Perto das sete, sempre com impecável sentido de tempo (bilhete comprado a tempo, imperial paga a tempo), partilhei a satisfação da multidão que se acumulava à porta das salas antes de entrar para a ante-estreia de Like Someone in Love, com a inexplicável ausência do realizador, mas apresentado pelo seu bom amigo (eu disse logo) Victor Erice, que, momentos antes de entrar tinha sido conduzido pelo braço a uma terceira pessoa com a promessa de que lhe seria apresentado um poeta.

Vitor Erice é um homem de 73 anos. Antes de continuarmos, façam por favor uma pesquisa por Victor Erice no Google Images para tentar perceber que tipo de contrapartidas se deve oferecer ao diabo para conseguir aquele nível de implantação capilar aos 73 anos. É também um homem extraordinário, humilde na apresentação da sua obra mas seguro da sua importância, directo, simples, generoso, claro em todas as abordagens do que está a explicar (está sempre a explicar alguma coisa da forma menos ofensiva possível).

Assim que se acenderam as luzes após Like Someone in Love, a unanimidade que eu decidi que iria existir em torno do filme foi logo quebrada por alguns comentários de anónimos que se cruzavam comigo, e que pareciam ora estranhamente ofensivos ("isto era para rir, certo?"), ora um alerta quanto ao meu sentido crítico quando estão envolvidas referências mais ou menos óbvias a Ozu ("fiquei um bocadinho desiludida"), ora a prova de que os memes da internet não são inventados do nada ("gosto mais dos primeiros trabalhos dele"). Talvez porque o público fosse fortemente constituído por casais de namorados, nenhum dos homens com quem me cruzei mencionou os lábios da protagonista, embora alguns olhares vazios e distantes em silêncio fossem de certa forma comprometedores. Eu próprio explicarei mais tarde porque acho que está tudo bem com estes lábios e até mesmo com o filme de Kiarostami.

Intervalo das duas sessões, ainda mais gente no hall, acumulavam-se os poetas (foi-me mesmo apontado um), nenhum tempo para uma imperial, um justificado ambiente de festa partilhado por todos os presentes em que se notava bem a satisfação revanchista dos olhares cúmplices que pareciam dizer para a massa filisteia lá fora "com que então éramos só três, hã?". Soube mais tarde, com pena, que Pedro Costa começava a apresentação de I Walked with a Zombie de Tourneur na sala ao lado com "eu queria que A Casa de Lava fosse um remake deste filme", mas não escolhi mal.
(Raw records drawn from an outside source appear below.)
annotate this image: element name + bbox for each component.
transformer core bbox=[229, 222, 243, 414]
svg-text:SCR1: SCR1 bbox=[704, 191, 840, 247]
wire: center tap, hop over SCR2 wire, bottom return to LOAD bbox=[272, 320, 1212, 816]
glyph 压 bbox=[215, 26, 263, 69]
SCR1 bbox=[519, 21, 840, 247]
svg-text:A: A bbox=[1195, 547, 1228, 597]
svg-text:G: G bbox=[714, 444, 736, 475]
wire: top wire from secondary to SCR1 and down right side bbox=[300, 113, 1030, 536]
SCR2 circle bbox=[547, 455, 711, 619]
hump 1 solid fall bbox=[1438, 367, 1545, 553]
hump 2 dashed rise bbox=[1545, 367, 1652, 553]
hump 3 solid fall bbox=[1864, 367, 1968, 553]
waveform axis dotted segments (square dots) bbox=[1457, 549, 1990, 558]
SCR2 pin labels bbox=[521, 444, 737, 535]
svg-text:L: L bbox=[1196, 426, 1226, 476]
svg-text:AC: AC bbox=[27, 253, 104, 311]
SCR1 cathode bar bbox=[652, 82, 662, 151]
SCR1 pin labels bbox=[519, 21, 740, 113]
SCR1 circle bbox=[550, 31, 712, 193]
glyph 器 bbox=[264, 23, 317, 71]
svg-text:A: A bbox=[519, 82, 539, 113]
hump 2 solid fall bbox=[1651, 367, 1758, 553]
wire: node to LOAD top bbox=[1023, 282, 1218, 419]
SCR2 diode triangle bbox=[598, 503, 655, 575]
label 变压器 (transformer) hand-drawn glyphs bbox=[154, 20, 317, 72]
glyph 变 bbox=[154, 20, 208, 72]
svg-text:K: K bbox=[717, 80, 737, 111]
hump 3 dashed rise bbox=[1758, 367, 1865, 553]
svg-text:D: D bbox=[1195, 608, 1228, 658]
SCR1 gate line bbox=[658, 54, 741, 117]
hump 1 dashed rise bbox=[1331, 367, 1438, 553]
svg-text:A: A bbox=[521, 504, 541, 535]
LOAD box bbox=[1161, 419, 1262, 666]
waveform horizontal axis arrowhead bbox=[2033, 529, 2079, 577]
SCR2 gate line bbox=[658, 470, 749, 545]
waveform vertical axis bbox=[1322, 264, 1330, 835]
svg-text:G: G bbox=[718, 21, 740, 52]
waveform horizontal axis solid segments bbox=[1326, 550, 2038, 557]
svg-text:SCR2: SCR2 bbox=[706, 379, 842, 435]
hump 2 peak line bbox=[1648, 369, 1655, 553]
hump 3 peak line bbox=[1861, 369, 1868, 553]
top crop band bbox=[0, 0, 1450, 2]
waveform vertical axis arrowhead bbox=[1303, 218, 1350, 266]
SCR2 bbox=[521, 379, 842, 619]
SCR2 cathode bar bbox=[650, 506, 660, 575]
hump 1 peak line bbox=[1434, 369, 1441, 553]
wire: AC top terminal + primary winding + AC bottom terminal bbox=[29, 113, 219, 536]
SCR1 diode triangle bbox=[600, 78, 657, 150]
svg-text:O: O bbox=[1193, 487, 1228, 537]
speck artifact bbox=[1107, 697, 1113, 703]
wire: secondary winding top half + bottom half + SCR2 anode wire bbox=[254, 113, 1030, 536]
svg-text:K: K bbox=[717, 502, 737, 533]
As duas curtas de Erice (na verdade três: a surpresa - e boa - foi a exibição de Vidros Partidos, filme que fez para Guimarães 2012) são dois filmes reconfortantes e (sei que todos o são, mas estes de forma especial) muito pessoais, donde foram escolhidos a dedo para uma despedida.
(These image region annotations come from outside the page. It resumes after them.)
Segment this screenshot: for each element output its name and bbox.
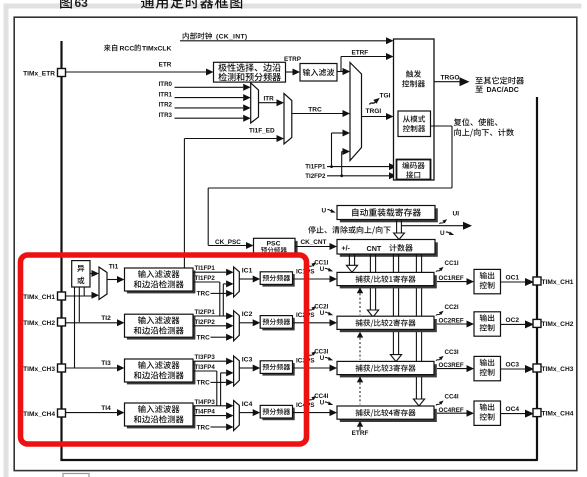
svg-text:CC1I: CC1I — [314, 260, 328, 267]
svg-text:CC4I: CC4I — [445, 394, 459, 401]
svg-text:TI1FP1: TI1FP1 — [195, 265, 216, 272]
svg-text:ITR: ITR — [264, 96, 275, 103]
svg-text:(CK_INT): (CK_INT) — [216, 34, 247, 41]
svg-text:TRGO: TRGO — [441, 75, 460, 82]
svg-text:TIMx_CH3: TIMx_CH3 — [23, 366, 55, 373]
svg-text:ITR1: ITR1 — [159, 91, 173, 98]
svg-text:TI4FP3: TI4FP3 — [195, 399, 216, 406]
svg-text:TI4FP4: TI4FP4 — [195, 409, 216, 416]
svg-text:OC2: OC2 — [506, 317, 520, 324]
svg-text:TIMx_ETR: TIMx_ETR — [23, 70, 55, 77]
svg-text:OC1: OC1 — [506, 275, 520, 282]
svg-text:CC3I: CC3I — [314, 349, 328, 356]
svg-text:DAC/ADC: DAC/ADC — [487, 87, 519, 94]
svg-text:63: 63 — [75, 0, 89, 10]
svg-text:IC4: IC4 — [242, 401, 253, 408]
svg-text:TIMxCLK: TIMxCLK — [142, 45, 172, 52]
svg-text:U: U — [320, 400, 325, 407]
svg-text:TIMx_CH1: TIMx_CH1 — [542, 279, 574, 286]
svg-text:CC2I: CC2I — [314, 303, 328, 310]
svg-text:PSC: PSC — [267, 241, 281, 248]
svg-text:CK_PSC: CK_PSC — [215, 239, 241, 246]
svg-text:CK_CNT: CK_CNT — [301, 239, 327, 246]
svg-text:CC3I: CC3I — [445, 349, 459, 356]
svg-text:U: U — [320, 355, 325, 362]
svg-text:TI3FP4: TI3FP4 — [195, 364, 216, 371]
svg-text:IC3: IC3 — [242, 356, 253, 363]
svg-text:U: U — [322, 207, 327, 214]
svg-text:+/-: +/- — [342, 246, 351, 253]
svg-text:TRC: TRC — [197, 380, 211, 387]
svg-text:OC3REF: OC3REF — [439, 362, 464, 369]
svg-text:TRC: TRC — [308, 106, 322, 113]
svg-text:OC4REF: OC4REF — [439, 407, 464, 414]
svg-text:OC2REF: OC2REF — [439, 318, 464, 325]
svg-text:ETRF: ETRF — [352, 49, 369, 56]
svg-text:TI1: TI1 — [109, 263, 119, 270]
svg-text:TRC: TRC — [197, 335, 211, 342]
svg-text:CC1I: CC1I — [445, 260, 459, 267]
svg-text:TIMx_CH2: TIMx_CH2 — [542, 321, 574, 328]
svg-text:TI1F_ED: TI1F_ED — [249, 128, 275, 135]
svg-text:ETRF: ETRF — [352, 430, 369, 437]
svg-text:IC2: IC2 — [242, 311, 253, 318]
svg-text:ETRP: ETRP — [284, 56, 302, 63]
svg-text:ITR3: ITR3 — [159, 112, 173, 119]
svg-text:TRC: TRC — [197, 291, 211, 298]
svg-text:U: U — [440, 230, 445, 237]
svg-text:TI2: TI2 — [101, 315, 111, 322]
svg-text:U: U — [320, 266, 325, 273]
svg-text:TIMx_CH4: TIMx_CH4 — [542, 410, 574, 417]
svg-text:OC3: OC3 — [506, 362, 520, 369]
svg-text:TIMx_CH4: TIMx_CH4 — [23, 411, 55, 418]
svg-text:IC1: IC1 — [242, 267, 253, 274]
svg-text:U: U — [320, 310, 325, 317]
svg-text:ETR: ETR — [159, 61, 172, 68]
svg-text:TIMx_CH2: TIMx_CH2 — [23, 320, 55, 327]
svg-text:ITR2: ITR2 — [159, 102, 173, 109]
svg-text:TRGI: TRGI — [366, 108, 382, 115]
svg-text:CC4I: CC4I — [314, 393, 328, 400]
svg-text:TI2FP1: TI2FP1 — [195, 309, 216, 316]
svg-text:TIMx_CH1: TIMx_CH1 — [23, 294, 55, 301]
svg-text:TI2FP2: TI2FP2 — [195, 319, 216, 326]
svg-text:CNT: CNT — [367, 244, 382, 253]
svg-text:UI: UI — [453, 211, 460, 218]
svg-text:TI4: TI4 — [101, 405, 111, 412]
svg-text:TI1FP2: TI1FP2 — [195, 275, 216, 282]
svg-text:OC1REF: OC1REF — [439, 275, 464, 282]
svg-text:TI3FP3: TI3FP3 — [195, 354, 216, 361]
svg-text:CC2I: CC2I — [445, 304, 459, 311]
svg-text:TI3: TI3 — [101, 360, 111, 367]
svg-text:TI1FP1: TI1FP1 — [305, 164, 326, 171]
svg-text:TGI: TGI — [380, 93, 391, 100]
svg-text:OC4: OC4 — [506, 406, 520, 413]
svg-text:TRC: TRC — [197, 424, 211, 431]
svg-text:TI2FP2: TI2FP2 — [305, 173, 326, 180]
svg-text:TIMx_CH3: TIMx_CH3 — [542, 366, 574, 373]
svg-text:ITR0: ITR0 — [159, 81, 173, 88]
svg-text:RCC: RCC — [120, 45, 135, 52]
No final da exibição, a aguardada conversa com Erice e Costa contou só com Victor Erice. Não é demasiado sublinhar a simpatia deste homem que nos fez esquecer de perguntar se Pedro Costa estaria aborrecido ou amuado, e que lhe permitiu não mandar à merda o jovem "estudante de cinema" que lhe disse estar muito apreensivo por ter de vir a fazer cinema num mundo como este, onde a poesia já morreu. É de facto azar um gajo nascer nestes tempos e não nos de Murnau, Dreyer, Bresson ou Erice, em que a poesia que abundava pelo mundo fazia praticamente todo o trabalho por eles.

Existir uma Cinemateca tão boa como a Portuguesa prova sempre ser, é um grande privilégio e que permite sábados tão extraordinários como este. Num só dia estiveram dois dos maiores realizadores vivos a apresentar filmes em salas diferentes (no início da semana esteve também Denis Côté antes dos seus) e as salas esgotaram com facilidade. É um disparate achar que é necessário discutir a utilidade da Cinemateca e ter de voltar sempre a ler todos os anos dissertações bem ou mal intencionadas sobre o Bem Público. Há discussões bem mais interessantes (e úteis), até mesmo aquelas em torno da morte da poesia.

Sete horas depois de ter chegado à Cinemateca, o destino entregou-me o equilíbrio intelectual em forma de jantar num muito competente restaurante de taxistas na Paiva Couceiro, onde nem sempre estive certo de não levar nos cornos por causa de uma discussão, na qual nunca estive envolvido, sobre a distância exacta em linha recta entre Lisboa e Madrid.